Different is Beautiful
The day you stop caring what other people think is the day your life begins… Aaron Erckhart
This is a big one for me - being different. There is this analogy my mum always uses whenever I have a conversation with her about the progress of things, timing and the seasons of life - “You see how the fingers on the hand are all not equal neither are we all and our destinies” - she’ll say. Before I understood this I never really wanted to agree as to what she meant because to be honest when contemplating such things the last thing you need is an analogy of everybody and their timeline. However, upon numerous conversations and reflection it made so much sense and this has been one of the philosophies that has kept me going in uncertain times when the fact of being different was so prevalent.

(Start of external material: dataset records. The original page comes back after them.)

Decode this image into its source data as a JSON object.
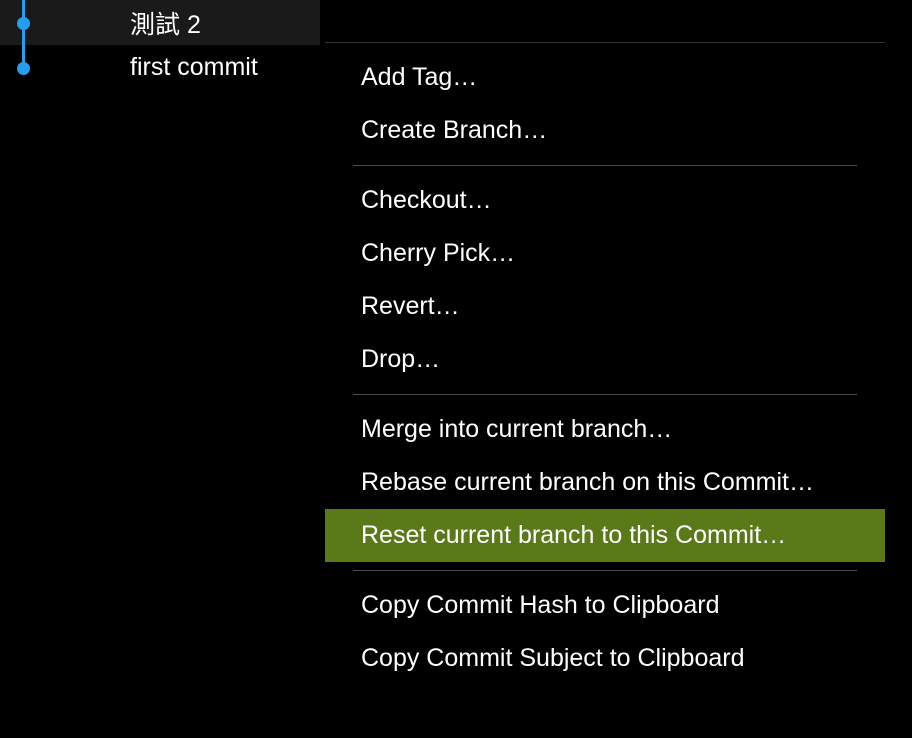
{
  "commits": [
    {
      "message": "測試 2",
      "selected": true
    },
    {
      "message": "first commit",
      "selected": false
    }
  ],
  "menu": {
    "groups": [
      [
        {
          "label": "Add Tag…",
          "highlighted": false
        },
        {
          "label": "Create Branch…",
          "highlighted": false
        }
      ],
      [
        {
          "label": "Checkout…",
          "highlighted": false
        },
        {
          "label": "Cherry Pick…",
          "highlighted": false
        },
        {
          "label": "Revert…",
          "highlighted": false
        },
        {
          "label": "Drop…",
          "highlighted": false
        }
      ],
      [
        {
          "label": "Merge into current branch…",
          "highlighted": false
        },
        {
          "label": "Rebase current branch on this Commit…",
          "highlighted": false
        },
        {
          "label": "Reset current branch to this Commit…",
          "highlighted": true
        }
      ],
      [
        {
          "label": "Copy Commit Hash to Clipboard",
          "highlighted": false
        },
        {
          "label": "Copy Commit Subject to Clipboard",
          "highlighted": false
        }
      ]
    ]
  }
}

I work as a Self-worth coach because I too have had the unfortunate privilege of undervaluing myself and my worth before because I thought being different meant there was something wrong with me. I do not blame anyone today for how I felt then that was me giving my power to others and not even do I blame myself because at that time I didn’t know better and I was doing what I knew best to do. Being born and growing up in two very different cultures does have its pros and cons and without a really strong foundation of identity it becomes a challenge to navigate who you truly are and want to be. It took me years to come to terms and embrace my differences such as my heritage, thick afro hair, my accent, my academic degrees and femininity - yes that too.
Growing up I was exposed to certain ideals of how I should and could be through media and society all the while neglecting the very essence of who I truly was and I am. Schools expected me to study certain subjects and behave in certain ways, society expected me to follow a certain pattern as a woman but thankfully the people who mean the most to me especially my mum never expected me to follow any of these rigid rules to conform. When the timing is right it will all fall into place until then keep working on your dreams she keeps telling me. With such encouragement and support I have relearned traditions and truths that serve me and my personality.
By not caring too much about what people think, I am able to think for myself and propagate ideas which are very often unpopular, and I succeed… Albert Ellis
I have grown to love who I am as a person, a sister, a friend, a daughter and a coach. I have come to learn that being different in my looks, my thinking, my perspectives and in my natural quirkiness is being authentically me. I learnt to appreciate that what makes me different is also what makes me unique and invaluable. I learnt to see obstacles and challenges as lesson not punishment or discrimination because being different is beautiful only if you will see past the societal ideals and constructs; and really acknowledge that who you are today is not by accident because we all have some quirky thing that makes us different but this also makes us incredibly beautiful.
So when I drum on about knowing and appreciating our worth it is genuinely from a place of love and empowerment. We find ourselves in a society of comparison, which we explored in last week’s newsletter that being and doing the same as everyone to belong, craving validation from external sources and conformity only dims our light and true potential of what we are capable of. Yes, we do get people expressing their insecurities when we dare step out of the norm to be different and truly us,
“… but you can’t do coaching and baking at the same time, these are in two different industries.” they said or “You can’t have braids and look corporate.” These comments at certain times got me to shrink, to conform and to accept, but when that tug at my heart to unapologetically step out and accept the me that I am created to be was too strong I couldn’t help it. I found my way, worked through being the timid and obedient girl to writing my own guidelines for my life’s script. I am living the life of that Self-worth coach and baker that I have always dreamed of. Oh don’t get me wrong in some situations we will have to conform especially in corporate and social gatherings but even there it is ok to be different.
However, now I coach and bake because there is a purpose to why I am endowed with these two gifts, I wear my afro and braids in elegant fashion to work and I have never been this empowered or felt more beautiful and loved especially by myself. The world and life are still going on as expected and it is a much better place to be in because there is one less person living an unfulfilled life. Exactly because I dare to be me now, I dare to be different and dare not to hide the person I am anymore.
Being different, whatever yours is, is beautiful, for out of 7 billion people you and I have this thing that makes us different and until we come to realise this as our super power we can’t live a full life because our “different” is needed to complete life’s big puzzle and make it beautiful. Are you ready to accept who you truly are exactly as you are? I’d love to know your take on this so do share in the comments.
Journal Prompt: What is it about me that stops me from truly expressing myself?